Agilent Technologies G6600-90006 manual Theory of Operation, Sulfur Chemiluminescence Detector

Theory of Operation

Sulfur Chemiluminescence Detector

The Agilent model 355 Sulfur Chemiluminescence Detector (SCD) is a sulfur-selective detector for gas chromatography. Operation of the SCD is based on the chemiluminescence (light-producing reaction) from the reaction of ozone with sulfur monoxide (SO) produced from combustion of the analyte:

Sulfur compound (analyte) → SO + H2O + other products

SO + O3 → SO2 + O2 + hη (<300–400 nm)

A vacuum pump pulls the combustion products into a reaction cell at low pressure, where excess ozone is added. Light produced from the subsequent reaction is optically filtered and detected with a blue-sensitive photomultiplier tube and the signal is amplified for display or output to a data system. Figure 1 is a pneumatic flow diagram that illustrates how the components of the system are integrated.

The Detector has an enclosed, dedicated (Dual Plasma) Burner designed to enhance production of the SO intermediate. This Dual Plasma Burner mounts in the detector port of the GC. A Dual Plasma Controller provides temperature control and gas-flow regulation to operate the Dual Plasma Burner.

The Agilent model 355 SCD provides high sensitivity (<0.5 pg S/sec), with linear and equimolar response over four orders of magnitude (per Sulfur atom) while maintaining high selectivity over common solvents.

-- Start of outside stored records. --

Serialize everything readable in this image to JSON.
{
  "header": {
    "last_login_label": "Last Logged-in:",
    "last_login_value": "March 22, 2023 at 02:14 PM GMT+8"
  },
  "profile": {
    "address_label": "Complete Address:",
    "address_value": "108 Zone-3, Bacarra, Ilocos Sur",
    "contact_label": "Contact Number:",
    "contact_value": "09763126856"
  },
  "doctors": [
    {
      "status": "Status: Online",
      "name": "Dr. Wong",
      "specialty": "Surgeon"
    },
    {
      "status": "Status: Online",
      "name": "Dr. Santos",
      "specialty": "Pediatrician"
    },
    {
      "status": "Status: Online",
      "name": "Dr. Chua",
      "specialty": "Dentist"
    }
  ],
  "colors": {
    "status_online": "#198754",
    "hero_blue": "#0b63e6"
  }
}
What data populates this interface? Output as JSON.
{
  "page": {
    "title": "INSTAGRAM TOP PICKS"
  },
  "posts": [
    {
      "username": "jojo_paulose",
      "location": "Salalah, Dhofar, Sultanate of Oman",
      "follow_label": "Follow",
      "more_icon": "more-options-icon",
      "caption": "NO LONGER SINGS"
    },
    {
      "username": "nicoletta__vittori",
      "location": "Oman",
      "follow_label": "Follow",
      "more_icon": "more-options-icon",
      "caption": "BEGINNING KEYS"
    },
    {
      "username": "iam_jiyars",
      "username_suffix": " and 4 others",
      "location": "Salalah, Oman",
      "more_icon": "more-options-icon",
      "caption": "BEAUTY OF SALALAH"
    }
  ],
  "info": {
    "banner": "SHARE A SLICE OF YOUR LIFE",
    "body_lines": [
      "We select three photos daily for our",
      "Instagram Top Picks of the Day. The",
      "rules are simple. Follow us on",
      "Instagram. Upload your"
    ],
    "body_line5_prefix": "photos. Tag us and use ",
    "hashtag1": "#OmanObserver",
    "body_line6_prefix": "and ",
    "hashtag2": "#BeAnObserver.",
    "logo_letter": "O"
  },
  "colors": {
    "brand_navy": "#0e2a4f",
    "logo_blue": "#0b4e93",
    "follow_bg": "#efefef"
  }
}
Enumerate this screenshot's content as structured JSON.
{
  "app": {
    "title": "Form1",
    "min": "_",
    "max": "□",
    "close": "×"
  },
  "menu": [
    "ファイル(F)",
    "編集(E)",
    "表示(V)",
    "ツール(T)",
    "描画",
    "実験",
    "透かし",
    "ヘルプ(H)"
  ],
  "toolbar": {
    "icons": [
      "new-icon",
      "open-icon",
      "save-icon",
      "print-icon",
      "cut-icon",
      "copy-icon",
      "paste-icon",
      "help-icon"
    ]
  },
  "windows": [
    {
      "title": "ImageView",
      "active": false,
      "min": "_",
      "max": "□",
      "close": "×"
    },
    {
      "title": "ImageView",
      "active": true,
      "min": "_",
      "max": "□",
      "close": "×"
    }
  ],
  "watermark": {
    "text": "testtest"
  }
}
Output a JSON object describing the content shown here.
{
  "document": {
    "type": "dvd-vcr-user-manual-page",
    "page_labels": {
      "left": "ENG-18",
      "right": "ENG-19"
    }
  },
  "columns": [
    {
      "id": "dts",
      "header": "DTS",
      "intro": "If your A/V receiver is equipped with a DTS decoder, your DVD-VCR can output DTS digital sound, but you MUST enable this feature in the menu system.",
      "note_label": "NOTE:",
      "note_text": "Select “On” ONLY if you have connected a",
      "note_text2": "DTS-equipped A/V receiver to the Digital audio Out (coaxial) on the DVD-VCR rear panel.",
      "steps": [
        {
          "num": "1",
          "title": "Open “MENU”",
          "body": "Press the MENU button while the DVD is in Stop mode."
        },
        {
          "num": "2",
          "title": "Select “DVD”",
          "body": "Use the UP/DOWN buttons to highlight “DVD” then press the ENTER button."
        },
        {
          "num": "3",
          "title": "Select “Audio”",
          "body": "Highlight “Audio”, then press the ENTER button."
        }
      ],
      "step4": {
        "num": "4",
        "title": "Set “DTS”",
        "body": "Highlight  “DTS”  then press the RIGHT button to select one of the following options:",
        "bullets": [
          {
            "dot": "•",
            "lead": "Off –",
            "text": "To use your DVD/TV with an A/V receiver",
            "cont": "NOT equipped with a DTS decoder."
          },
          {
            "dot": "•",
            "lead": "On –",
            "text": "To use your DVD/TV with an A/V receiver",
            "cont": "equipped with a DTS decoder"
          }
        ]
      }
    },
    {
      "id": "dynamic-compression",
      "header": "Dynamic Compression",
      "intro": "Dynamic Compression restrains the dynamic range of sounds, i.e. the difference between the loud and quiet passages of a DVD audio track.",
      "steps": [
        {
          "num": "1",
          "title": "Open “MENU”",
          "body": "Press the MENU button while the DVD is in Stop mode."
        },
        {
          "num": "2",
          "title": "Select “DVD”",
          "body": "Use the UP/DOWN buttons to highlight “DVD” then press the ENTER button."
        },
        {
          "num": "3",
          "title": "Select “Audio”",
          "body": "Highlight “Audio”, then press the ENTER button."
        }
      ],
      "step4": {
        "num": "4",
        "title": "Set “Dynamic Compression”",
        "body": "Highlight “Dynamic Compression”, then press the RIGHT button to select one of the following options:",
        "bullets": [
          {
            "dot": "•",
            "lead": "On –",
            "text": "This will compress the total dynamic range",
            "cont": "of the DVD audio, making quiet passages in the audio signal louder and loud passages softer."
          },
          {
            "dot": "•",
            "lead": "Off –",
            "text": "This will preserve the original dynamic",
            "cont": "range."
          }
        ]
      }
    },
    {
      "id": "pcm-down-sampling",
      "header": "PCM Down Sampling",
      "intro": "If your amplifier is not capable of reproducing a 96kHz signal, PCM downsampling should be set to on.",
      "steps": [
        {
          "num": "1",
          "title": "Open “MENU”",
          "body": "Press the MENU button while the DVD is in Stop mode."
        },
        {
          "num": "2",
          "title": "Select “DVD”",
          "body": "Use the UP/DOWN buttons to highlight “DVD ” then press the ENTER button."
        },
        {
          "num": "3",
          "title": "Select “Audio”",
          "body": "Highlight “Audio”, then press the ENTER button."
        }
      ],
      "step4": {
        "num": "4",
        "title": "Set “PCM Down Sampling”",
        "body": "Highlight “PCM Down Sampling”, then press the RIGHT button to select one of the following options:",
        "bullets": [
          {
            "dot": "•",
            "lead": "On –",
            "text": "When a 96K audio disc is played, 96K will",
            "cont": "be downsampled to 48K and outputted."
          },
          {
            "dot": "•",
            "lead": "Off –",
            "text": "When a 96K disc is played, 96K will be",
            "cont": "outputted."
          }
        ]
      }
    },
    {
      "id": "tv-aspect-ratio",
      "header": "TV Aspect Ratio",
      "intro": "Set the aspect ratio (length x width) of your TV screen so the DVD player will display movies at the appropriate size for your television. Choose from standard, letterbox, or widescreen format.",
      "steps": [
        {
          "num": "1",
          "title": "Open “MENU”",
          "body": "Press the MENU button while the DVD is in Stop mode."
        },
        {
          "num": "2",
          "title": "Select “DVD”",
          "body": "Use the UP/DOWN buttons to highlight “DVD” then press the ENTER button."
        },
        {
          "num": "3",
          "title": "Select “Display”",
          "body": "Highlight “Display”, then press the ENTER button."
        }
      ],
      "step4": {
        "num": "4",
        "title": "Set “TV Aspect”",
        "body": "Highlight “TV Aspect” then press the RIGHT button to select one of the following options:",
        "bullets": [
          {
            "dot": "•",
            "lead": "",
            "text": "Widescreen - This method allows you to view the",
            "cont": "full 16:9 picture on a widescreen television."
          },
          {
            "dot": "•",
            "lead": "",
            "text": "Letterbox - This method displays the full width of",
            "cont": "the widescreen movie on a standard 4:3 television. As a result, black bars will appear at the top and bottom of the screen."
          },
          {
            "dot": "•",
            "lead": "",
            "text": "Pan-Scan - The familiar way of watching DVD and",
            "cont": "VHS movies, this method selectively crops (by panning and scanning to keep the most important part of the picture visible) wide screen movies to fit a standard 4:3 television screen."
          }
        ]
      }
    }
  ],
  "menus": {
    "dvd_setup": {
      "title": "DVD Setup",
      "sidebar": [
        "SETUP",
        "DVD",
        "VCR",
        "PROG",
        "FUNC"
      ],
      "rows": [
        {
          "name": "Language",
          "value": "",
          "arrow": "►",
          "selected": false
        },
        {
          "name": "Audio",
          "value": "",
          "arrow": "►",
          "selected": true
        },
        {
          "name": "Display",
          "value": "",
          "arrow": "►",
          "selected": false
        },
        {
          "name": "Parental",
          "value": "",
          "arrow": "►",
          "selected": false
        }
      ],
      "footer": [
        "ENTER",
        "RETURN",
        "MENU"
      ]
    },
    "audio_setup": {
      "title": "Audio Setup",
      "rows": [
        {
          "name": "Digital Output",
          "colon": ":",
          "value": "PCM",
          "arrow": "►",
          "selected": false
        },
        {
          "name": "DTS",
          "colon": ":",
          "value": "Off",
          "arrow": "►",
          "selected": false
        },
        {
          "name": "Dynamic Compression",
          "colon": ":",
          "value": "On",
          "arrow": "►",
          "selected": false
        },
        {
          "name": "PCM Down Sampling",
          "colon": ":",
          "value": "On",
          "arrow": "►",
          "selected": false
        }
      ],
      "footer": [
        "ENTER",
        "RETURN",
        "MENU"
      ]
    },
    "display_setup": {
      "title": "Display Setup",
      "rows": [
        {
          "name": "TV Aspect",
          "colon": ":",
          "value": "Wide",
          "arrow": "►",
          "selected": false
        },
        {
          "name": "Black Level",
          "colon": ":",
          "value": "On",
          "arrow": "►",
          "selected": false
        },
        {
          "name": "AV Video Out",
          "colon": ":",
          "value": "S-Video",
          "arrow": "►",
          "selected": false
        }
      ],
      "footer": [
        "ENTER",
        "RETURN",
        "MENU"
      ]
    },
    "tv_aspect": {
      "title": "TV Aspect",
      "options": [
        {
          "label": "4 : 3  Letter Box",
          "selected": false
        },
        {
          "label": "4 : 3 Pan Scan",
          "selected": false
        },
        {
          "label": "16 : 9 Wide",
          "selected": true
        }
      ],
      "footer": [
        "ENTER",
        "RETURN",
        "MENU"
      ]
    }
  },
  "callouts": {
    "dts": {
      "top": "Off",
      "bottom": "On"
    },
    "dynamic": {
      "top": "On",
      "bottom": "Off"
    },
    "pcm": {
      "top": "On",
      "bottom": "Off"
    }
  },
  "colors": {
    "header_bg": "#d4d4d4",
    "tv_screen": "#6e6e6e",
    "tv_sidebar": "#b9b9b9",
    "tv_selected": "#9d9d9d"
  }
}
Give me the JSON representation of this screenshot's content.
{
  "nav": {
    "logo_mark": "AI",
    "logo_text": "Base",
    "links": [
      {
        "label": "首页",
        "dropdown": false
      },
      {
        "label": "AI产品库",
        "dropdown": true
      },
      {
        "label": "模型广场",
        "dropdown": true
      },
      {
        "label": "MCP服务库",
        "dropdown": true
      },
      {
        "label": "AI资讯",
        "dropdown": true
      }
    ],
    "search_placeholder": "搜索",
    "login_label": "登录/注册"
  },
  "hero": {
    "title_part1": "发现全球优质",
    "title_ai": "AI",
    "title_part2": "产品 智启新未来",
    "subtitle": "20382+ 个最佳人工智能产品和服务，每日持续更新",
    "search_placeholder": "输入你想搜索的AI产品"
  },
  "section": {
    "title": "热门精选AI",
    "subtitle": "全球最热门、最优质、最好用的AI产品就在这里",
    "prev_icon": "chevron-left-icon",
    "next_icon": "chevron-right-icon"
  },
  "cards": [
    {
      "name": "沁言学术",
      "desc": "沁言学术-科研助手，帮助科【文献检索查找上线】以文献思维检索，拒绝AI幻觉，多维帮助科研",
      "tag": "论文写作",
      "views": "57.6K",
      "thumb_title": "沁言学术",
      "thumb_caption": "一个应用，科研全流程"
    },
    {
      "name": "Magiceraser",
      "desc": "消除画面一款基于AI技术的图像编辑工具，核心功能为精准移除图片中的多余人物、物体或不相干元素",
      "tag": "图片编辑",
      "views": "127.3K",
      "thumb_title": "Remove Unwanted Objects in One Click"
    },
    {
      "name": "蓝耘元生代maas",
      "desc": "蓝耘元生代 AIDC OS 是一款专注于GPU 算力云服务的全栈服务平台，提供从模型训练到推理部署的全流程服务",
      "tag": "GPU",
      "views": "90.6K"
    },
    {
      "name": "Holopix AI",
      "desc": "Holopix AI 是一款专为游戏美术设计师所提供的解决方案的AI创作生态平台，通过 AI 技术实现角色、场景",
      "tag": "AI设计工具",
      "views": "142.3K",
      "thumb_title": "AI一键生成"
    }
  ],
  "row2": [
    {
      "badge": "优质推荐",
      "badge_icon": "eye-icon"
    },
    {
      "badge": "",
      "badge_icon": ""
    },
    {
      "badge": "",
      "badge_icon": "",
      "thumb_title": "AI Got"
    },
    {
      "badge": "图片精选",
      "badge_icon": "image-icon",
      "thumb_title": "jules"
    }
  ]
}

The Agilent SCD is compatible with most commercially available gas chromatographs.

Nitrogen Chemiluminescence Detector

Operation of the Agilent model 255 Nitrogen Chemiluminescence Detector is based on the chemiluminescence or light-producing reaction of ozone with nitric oxide formed from combustion. Reacting nitric oxide with ozone results in the formation of electronically excited nitrogen dioxide. The excited nitrogen dioxide emits light, a chemiluminescence reaction, in the red and infrared region of the spectrum. The light emitted is directly proportionally to the amount of nitrogen in the sample,

NO + O3 NO2 NO2 + hη (>800 nm)

The light (hη) emitted by the chemical reaction is optically filtered and detected by a photomultiplier tube. The signal from the photomultiplier tube is amplified for display or output to a data system. Organic compounds containing nitrogen react to form nitric oxide, carbon dioxide, and water.